Be wary of specialized exercise equipment designed for home use. In the US a 30-year-old woman bought equipment which had been advertised on TV and in magazines as a means of achieving thin thighs in 30 days or less. The padded, spring-like device was held between the knees, providing resistance for repeated hip-adduction exercises. After six weeks, she was admitted to hospital with worsening pain and swelling in her right thigh. Eventually, she was diagnosed as having acute tenosynovitis (inflammation of the membrane surrounding a joint), affecting the right hip and adductor muscles, probably caused by the exercise device (New England Journal of Medicine, April 9, 1992).
Recognize your ideal weight.
Most people instinctively know their ideal weight, ie, the weight at
which they feel most comfortable and healthy. The key is recognizing and accepting this despite what outside sources such as the media and slimming industry tell you.
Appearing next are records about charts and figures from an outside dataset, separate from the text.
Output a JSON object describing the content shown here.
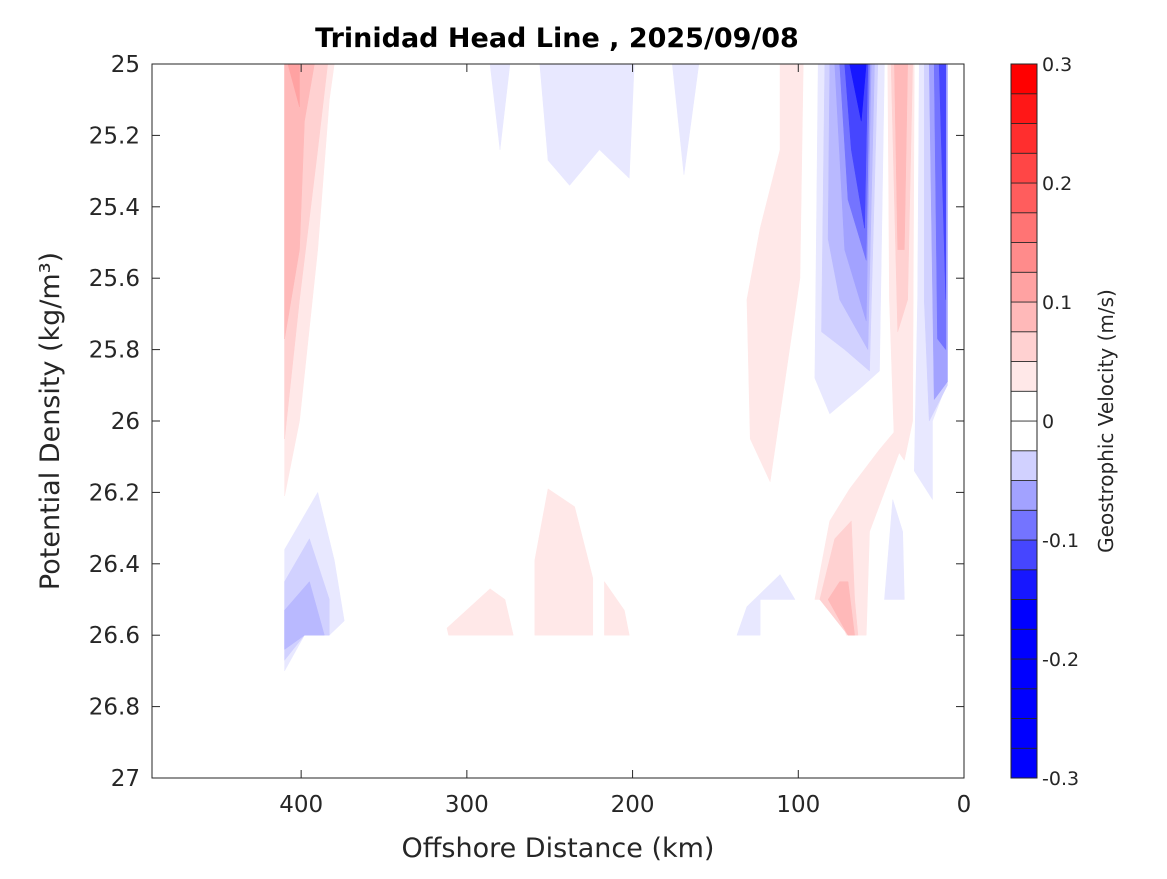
{
  "chart_data": {
    "type": "contourf",
    "title": "Trinidad Head Line , 2025/09/08",
    "xlabel": "Offshore Distance (km)",
    "ylabel": "Potential Density (kg/m³)",
    "xlim": [
      490,
      0
    ],
    "ylim": [
      27,
      25
    ],
    "xticks": [
      400,
      300,
      200,
      100,
      0
    ],
    "yticks": [
      25,
      25.2,
      25.4,
      25.6,
      25.8,
      26,
      26.2,
      26.4,
      26.6,
      26.8,
      27
    ],
    "ytick_labels": [
      "25",
      "25.2",
      "25.4",
      "25.6",
      "25.8",
      "26",
      "26.2",
      "26.4",
      "26.6",
      "26.8",
      "27"
    ],
    "colorbar": {
      "label": "Geostrophic Velocity (m/s)",
      "range": [
        -0.3,
        0.3
      ],
      "level_step": 0.025,
      "ticks": [
        0.3,
        0.2,
        0.1,
        0,
        -0.1,
        -0.2,
        -0.3
      ],
      "tick_labels": [
        "0.3",
        "0.2",
        "0.1",
        "0",
        "-0.1",
        "-0.2",
        "-0.3"
      ],
      "positive_color": "#ff0000",
      "negative_color": "#0000ff",
      "zero_color": "#ffffff"
    },
    "regions": [
      {
        "name": "red-400km-l1",
        "v": 0.025,
        "pts": [
          [
            410,
            25
          ],
          [
            380,
            25
          ],
          [
            383,
            25.1
          ],
          [
            390,
            25.52
          ],
          [
            401,
            26.0
          ],
          [
            410,
            26.21
          ]
        ]
      },
      {
        "name": "red-400km-l2",
        "v": 0.05,
        "pts": [
          [
            410,
            25
          ],
          [
            384,
            25
          ],
          [
            390,
            25.24
          ],
          [
            401,
            25.66
          ],
          [
            410,
            26.05
          ]
        ]
      },
      {
        "name": "red-400km-l3",
        "v": 0.075,
        "pts": [
          [
            410,
            25
          ],
          [
            392,
            25
          ],
          [
            398,
            25.16
          ],
          [
            401,
            25.52
          ],
          [
            410,
            25.77
          ]
        ]
      },
      {
        "name": "red-400km-l4",
        "v": 0.1,
        "pts": [
          [
            408,
            25
          ],
          [
            401,
            25
          ],
          [
            401,
            25.12
          ]
        ]
      },
      {
        "name": "blue-400km-l1",
        "v": -0.025,
        "pts": [
          [
            410,
            26.36
          ],
          [
            390,
            26.2
          ],
          [
            380,
            26.39
          ],
          [
            374,
            26.56
          ],
          [
            383,
            26.6
          ],
          [
            398,
            26.6
          ],
          [
            410,
            26.7
          ]
        ]
      },
      {
        "name": "blue-400km-l2",
        "v": -0.05,
        "pts": [
          [
            410,
            26.45
          ],
          [
            395,
            26.33
          ],
          [
            383,
            26.5
          ],
          [
            383,
            26.6
          ],
          [
            398,
            26.6
          ],
          [
            410,
            26.67
          ]
        ]
      },
      {
        "name": "blue-400km-l3",
        "v": -0.075,
        "pts": [
          [
            410,
            26.53
          ],
          [
            395,
            26.45
          ],
          [
            386,
            26.6
          ],
          [
            398,
            26.6
          ],
          [
            410,
            26.64
          ]
        ]
      },
      {
        "name": "blue-280km-l1",
        "v": -0.025,
        "pts": [
          [
            286,
            25
          ],
          [
            274,
            25
          ],
          [
            280,
            25.24
          ]
        ]
      },
      {
        "name": "blue-230km-l1",
        "v": -0.025,
        "pts": [
          [
            256,
            25
          ],
          [
            199,
            25
          ],
          [
            202,
            25.32
          ],
          [
            220,
            25.24
          ],
          [
            238,
            25.34
          ],
          [
            251,
            25.27
          ]
        ]
      },
      {
        "name": "blue-170km-l1",
        "v": -0.025,
        "pts": [
          [
            176,
            25
          ],
          [
            160,
            25
          ],
          [
            169,
            25.31
          ]
        ]
      },
      {
        "name": "red-110km-l1",
        "v": 0.025,
        "pts": [
          [
            111,
            25
          ],
          [
            97,
            25
          ],
          [
            99,
            25.6
          ],
          [
            117,
            26.17
          ],
          [
            129,
            26.05
          ],
          [
            131,
            25.66
          ],
          [
            123,
            25.46
          ],
          [
            111,
            25.24
          ]
        ]
      },
      {
        "name": "red-250km-l1",
        "v": 0.025,
        "pts": [
          [
            259,
            26.39
          ],
          [
            251,
            26.19
          ],
          [
            235,
            26.24
          ],
          [
            224,
            26.44
          ],
          [
            224,
            26.6
          ],
          [
            259,
            26.6
          ]
        ]
      },
      {
        "name": "red-210km-l1",
        "v": 0.025,
        "pts": [
          [
            217,
            26.45
          ],
          [
            205,
            26.53
          ],
          [
            202,
            26.6
          ],
          [
            217,
            26.6
          ]
        ]
      },
      {
        "name": "red-290km-l1",
        "v": 0.025,
        "pts": [
          [
            312,
            26.58
          ],
          [
            286,
            26.47
          ],
          [
            277,
            26.5
          ],
          [
            272,
            26.6
          ],
          [
            311,
            26.6
          ]
        ]
      },
      {
        "name": "blue-130km-l1",
        "v": -0.025,
        "pts": [
          [
            137,
            26.6
          ],
          [
            131,
            26.52
          ],
          [
            111,
            26.43
          ],
          [
            102,
            26.5
          ],
          [
            123,
            26.5
          ],
          [
            123,
            26.6
          ]
        ]
      },
      {
        "name": "blue-70km-l1",
        "v": -0.025,
        "pts": [
          [
            88,
            25
          ],
          [
            48,
            25
          ],
          [
            51,
            25.86
          ],
          [
            63,
            25.91
          ],
          [
            81,
            25.98
          ],
          [
            90,
            25.88
          ]
        ]
      },
      {
        "name": "blue-70km-l2",
        "v": -0.05,
        "pts": [
          [
            84,
            25
          ],
          [
            52,
            25
          ],
          [
            57,
            25.86
          ],
          [
            72,
            25.8
          ],
          [
            86,
            25.75
          ]
        ]
      },
      {
        "name": "blue-70km-l3",
        "v": -0.075,
        "pts": [
          [
            81,
            25
          ],
          [
            54,
            25
          ],
          [
            58,
            25.8
          ],
          [
            75,
            25.66
          ],
          [
            82,
            25.49
          ]
        ]
      },
      {
        "name": "blue-70km-l4",
        "v": -0.1,
        "pts": [
          [
            78,
            25
          ],
          [
            56,
            25
          ],
          [
            59,
            25.72
          ],
          [
            72,
            25.52
          ]
        ]
      },
      {
        "name": "blue-70km-l5",
        "v": -0.15,
        "pts": [
          [
            75,
            25
          ],
          [
            57,
            25
          ],
          [
            59,
            25.55
          ],
          [
            70,
            25.38
          ]
        ]
      },
      {
        "name": "blue-70km-l6",
        "v": -0.2,
        "pts": [
          [
            72,
            25
          ],
          [
            58,
            25
          ],
          [
            60,
            25.46
          ],
          [
            68,
            25.24
          ]
        ]
      },
      {
        "name": "blue-70km-l7",
        "v": -0.25,
        "pts": [
          [
            69,
            25
          ],
          [
            59,
            25
          ],
          [
            62,
            25.16
          ]
        ]
      },
      {
        "name": "red-40km-l1",
        "v": 0.025,
        "pts": [
          [
            46,
            25
          ],
          [
            30,
            25
          ],
          [
            31,
            26.0
          ],
          [
            36,
            26.11
          ],
          [
            42,
            26.07
          ],
          [
            45,
            25.66
          ]
        ]
      },
      {
        "name": "red-40km-l2",
        "v": 0.05,
        "pts": [
          [
            44,
            25
          ],
          [
            31,
            25
          ],
          [
            34,
            25.66
          ],
          [
            40,
            25.75
          ],
          [
            42,
            25.38
          ]
        ]
      },
      {
        "name": "red-40km-l3",
        "v": 0.075,
        "pts": [
          [
            42,
            25
          ],
          [
            34,
            25
          ],
          [
            36,
            25.52
          ],
          [
            40,
            25.52
          ]
        ]
      },
      {
        "name": "red-60km-lower-l1",
        "v": 0.025,
        "pts": [
          [
            90,
            26.5
          ],
          [
            81,
            26.28
          ],
          [
            69,
            26.19
          ],
          [
            51,
            26.08
          ],
          [
            42,
            26.03
          ],
          [
            36,
            26.05
          ],
          [
            57,
            26.31
          ],
          [
            59,
            26.6
          ],
          [
            71,
            26.6
          ],
          [
            78,
            26.5
          ]
        ]
      },
      {
        "name": "red-60km-lower-l2",
        "v": 0.05,
        "pts": [
          [
            87,
            26.5
          ],
          [
            78,
            26.33
          ],
          [
            68,
            26.28
          ],
          [
            66,
            26.5
          ],
          [
            64,
            26.6
          ],
          [
            70,
            26.6
          ]
        ]
      },
      {
        "name": "red-60km-lower-l3",
        "v": 0.075,
        "pts": [
          [
            82,
            26.5
          ],
          [
            75,
            26.45
          ],
          [
            70,
            26.45
          ],
          [
            66,
            26.6
          ],
          [
            70,
            26.6
          ]
        ]
      },
      {
        "name": "blue-10km-l1",
        "v": -0.025,
        "pts": [
          [
            27,
            25
          ],
          [
            10,
            25
          ],
          [
            10,
            25.89
          ],
          [
            19,
            26.0
          ],
          [
            19,
            26.22
          ],
          [
            30,
            26.14
          ],
          [
            28,
            25.66
          ]
        ]
      },
      {
        "name": "blue-10km-l2",
        "v": -0.05,
        "pts": [
          [
            24,
            25
          ],
          [
            10,
            25
          ],
          [
            10,
            25.9
          ],
          [
            21,
            26.0
          ],
          [
            24,
            25.66
          ]
        ]
      },
      {
        "name": "blue-10km-l3",
        "v": -0.1,
        "pts": [
          [
            21,
            25
          ],
          [
            10,
            25
          ],
          [
            10,
            25.89
          ],
          [
            18,
            25.94
          ]
        ]
      },
      {
        "name": "blue-10km-l4",
        "v": -0.15,
        "pts": [
          [
            18,
            25
          ],
          [
            11,
            25
          ],
          [
            11,
            25.8
          ],
          [
            16,
            25.77
          ]
        ]
      },
      {
        "name": "blue-10km-l5",
        "v": -0.2,
        "pts": [
          [
            15,
            25
          ],
          [
            11,
            25
          ],
          [
            11,
            25.66
          ]
        ]
      },
      {
        "name": "blue-25km-lower-l1",
        "v": -0.025,
        "pts": [
          [
            48,
            26.5
          ],
          [
            43,
            26.22
          ],
          [
            37,
            26.31
          ],
          [
            36,
            26.5
          ]
        ]
      }
    ]
  }
}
Know your body type. Ectomorphs are typically tall and lean, mesomorphs have a muscular build and endomorphs, a soft, rounded physique. A mesomorph may weigh more than an endomorph of the same height yet have less excess weight to lose and vice versa. There is little you can do to alter your basic body shape, and certainly no need to from a health point of view.
Cut down on sugar, salt, fat and on stimulants like caffeine and alcohol.
Eat a quality, wholefood diet. The problem for most people is not the quantity of food they eat, but the quality. “A fat body tends to be a toxic body,” Dr Hum explains. “Processed foods, pesticide residues, food additives and excessive amounts of salt, sugar, meat, fat and dairy produce can all cause very acidic conditions in the body. This causes the body to produce a lot of toxic metabolic by-products which the liver and colon are unable to cope with, so the body wraps up the toxic material in fat and tucks it away in places such as the thighs and hips.”
Concentrate on complex carbohydrates such as potatoes, wholemeal bread, pasta, cereals and rice, sprouted seeds, pulses and fresh, organic fruit and vegetables. Oily fish are an important source of essential fatty acids. Lean meat can be eaten in moderation.
Drink two litres of filtered or bottled water each day.
Include an individualized programme of supplements.
Sort out any food allergies. Dr Harald Gaier finds with many of his patients that bloating disappears and their weight returns to normal once an allergy has been found and eliminated from the diet.